Beninati v. Milonas

A-6614-96T3 (N.J. Super. App. Div. 1998) (Unpublished)
  • Opinion Date: June 19, 1998

EASEMENTS; VIEW—New Jersey law does not recognize an implied easement for view. Where there are both easements for ingress and egress as well as for specific utilities, the ingress/egress easement does not include the right to install a utility service not included within the utility easement.

A dispute arose between two neighbors owning non-beachfront summer homes. One neighbor contended that the other wrongfully blocked his view of the Atlantic Ocean when she other built an addition onto her home. The neighbor who built the addition counterclaimed, alleging that she had an easement across the plaintiff’s property for the installation of a gas line. Both claims were dismissed by the lower court.

An earlier landowner subdivided oceanfront property into five separate landlocked lots, each behind the other. The fifth lot was the farthest east and the only one actually fronting the ocean. The final subdivision map depicted a twenty-five-foot wide “private easement” running along lots one through four. The easement was for the purpose of gaining ingress and egress to each of the lots. There was also a walkway easement to permit the other four homeowners ingress and egress to the beach and ocean. Another easement permitting electricity and telephone service was also granted. These were the only recorded easements. A builder then acquired the lots and built homes on them. The builder took care to build the homes so that each had a view of the beach and ocean. The builder then sold these homes to the parties in this lawsuit. The complaining neighbor’s view of the ocean was not entirely unrestricted when he purchased the lot. When his neighbor sought and obtained a permit to build an addition onto her home, he complained that this would further obstruct his view. He argued both that his neighbor breached an implied easement for view and that the addition constituted a nuisance.

On the other hand, while building the addition, the neighbor sought to convert from electric power to gas power, which required the installation of a gas line. The gas company sought the consent of all of the landowners to build a gas line across the property, believing no easement existed for this purpose. The complaining neighbor refused to consent. In response, the neighbor who sought the installation claimed the private easement was the functional equivalent of a public street. She also argued that the language in the twenty-five-foot easement which entitled all landlocked owners to “all things necessary for the beneficial enjoyment of their lots” was not superceded by the filing of easements for telephone and electric service.

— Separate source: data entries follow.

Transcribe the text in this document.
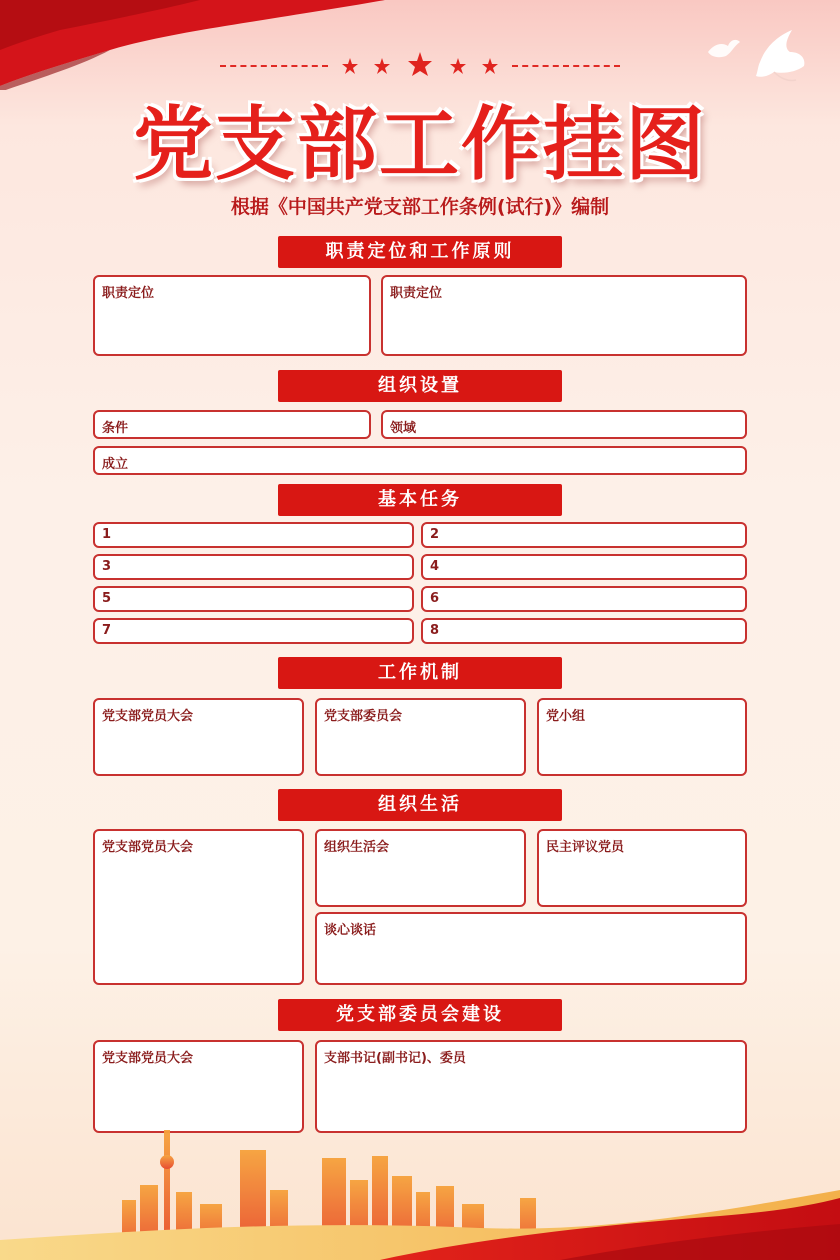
党支部工作挂图
根据《中国共产党支部工作条例(试行)》编制
职责定位和工作原则
职责定位	职责定位
组织设置
条件	领域
成立
基本任务
1	2
3	4
5	6
7	8
工作机制
党支部党员大会	党支部委员会	党小组
组织生活
党支部党员大会	组织生活会	民主评议党员
谈心谈话
党支部委员会建设
党支部党员大会	支部书记(副书记)、委员
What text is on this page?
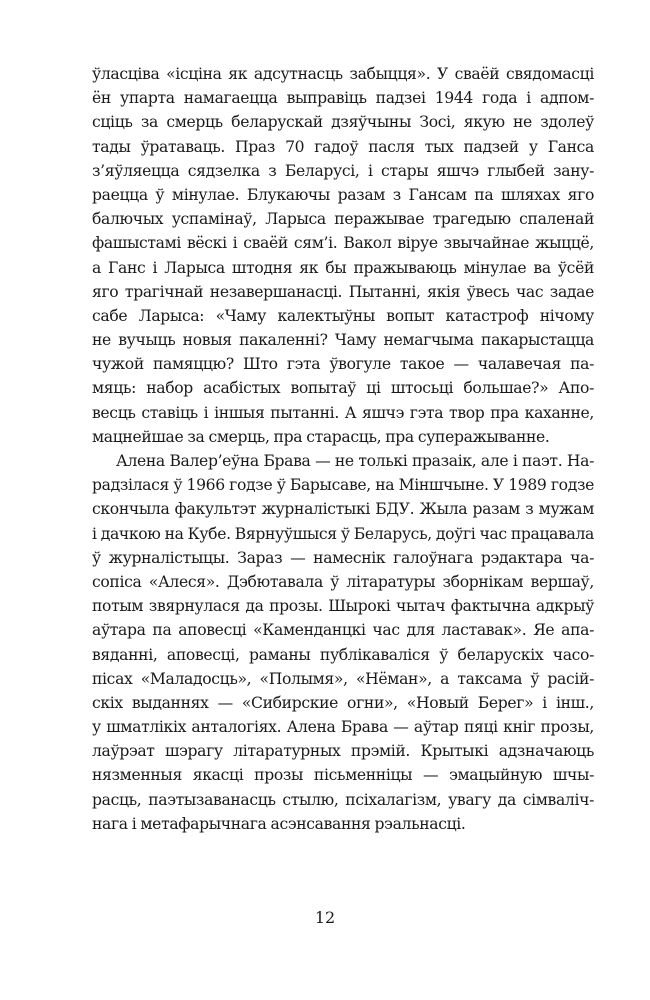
ўласцівa «ісціна як адсутнасць забыцця». У сваёй свядомасці
ён упарта намагаецца выправіць падзеі 1944 года і адпом-
сціць за смерць беларускай дзяўчыны Зосі, якую не здолеў
тады ўратаваць. Праз 70 гадоў пасля тых падзей у Ганса
з’яўляецца сядзелка з Беларусі, і стары яшчэ глыбей зану-
раецца ў мінулае. Блукаючы разам з Гансам па шляхах яго
балючых успамінаў, Ларыса перажывае трагедыю спаленай
фашыстамі вёскі і сваёй сям’і. Вакол віруе звычайнае жыццё,
а Ганс і Ларыса штодня як бы пражываюць мінулае ва ўсёй
яго трагічнай незавершанасці. Пытанні, якія ўвесь час задае
сабе Ларыса: «Чаму калектыўны вопыт катастроф нічому
не вучыць новыя пакаленні? Чаму немагчыма пакарыстацца
чужой памяццю? Што гэта ўвогуле такое — чалавечая па-
мяць: набор асабістых вопытаў ці штосьці большае?» Апо-
весць ставіць і іншыя пытанні. А яшчэ гэта твор пра каханне,
мацнейшае за смерць, пра старасць, пра суперажыванне.
Алена Валер’еўна Брава — не толькі празаік, але і паэт. На-
радзілася ў 1966 годзе ў Барысаве, на Міншчыне. У 1989 годзе
скончыла факультэт журналістыкі БДУ. Жыла разам з мужам
і дачкою на Кубе. Вярнуўшыся ў Беларусь, доўгі час працавала
ў журналістыцы. Зараз — намеснік галоўнага рэдактара ча-
сопіса «Алеся». Дэбютавала ў літаратуры зборнікам вершаў,
потым звярнулася да прозы. Шырокі чытач фактычна адкрыў
аўтара па аповесці «Каменданцкі час для ластавак». Яе апа-
вяданні, аповесці, раманы публікаваліся ў беларускіх часо-
пісах «Маладосць», «Полымя», «Нёман», а таксама ў расій-
скіх выданнях — «Сибирские огни», «Новый Берег» і інш.,
у шматлікіх анталогіях. Алена Брава — аўтар пяці кніг прозы,
лаўрэат шэрагу літаратурных прэмій. Крытыкі адзначаюць
нязменныя якасці прозы пісьменніцы — эмацыйную шчы-
расць, паэтызаванасць стылю, псіхалагізм, увагу да сімваліч-
нага і метафарычнага асэнсавання рэальнасці.
12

The Appellate Division upheld the opinion of the lower court on both counts. The Court held the lower court’s dismissal of the claim was proper because New Jersey law does not recognize an implied easement for view. The Court also concluded that the complaining neighbor failed to produce evidence sufficient to establish an implied easement, because the builder had testified that additions could be made to the homes as long as they complied with the zoning laws and that there were no obstruction of view restrictions in the deeds for any of the properties. The Court also found that a nuisance did not exist because the addition only affected the complaining neighbor’s view of the ocean and not his use and enjoyment of his land. The addition was not unreasonable since it complied with the local zoning rules and the complaining neighbor had no right to an unobstructed view of the ocean. With respect to the gas line, the Court found that the easement did not cover access for the installation of a natural gas line to the house of the neighbor who sought to install it, but merely permitted ingress and egress from the landlocked lot. The Court also found the assertion that the private easement was the functional equivalent of a street to be without merit.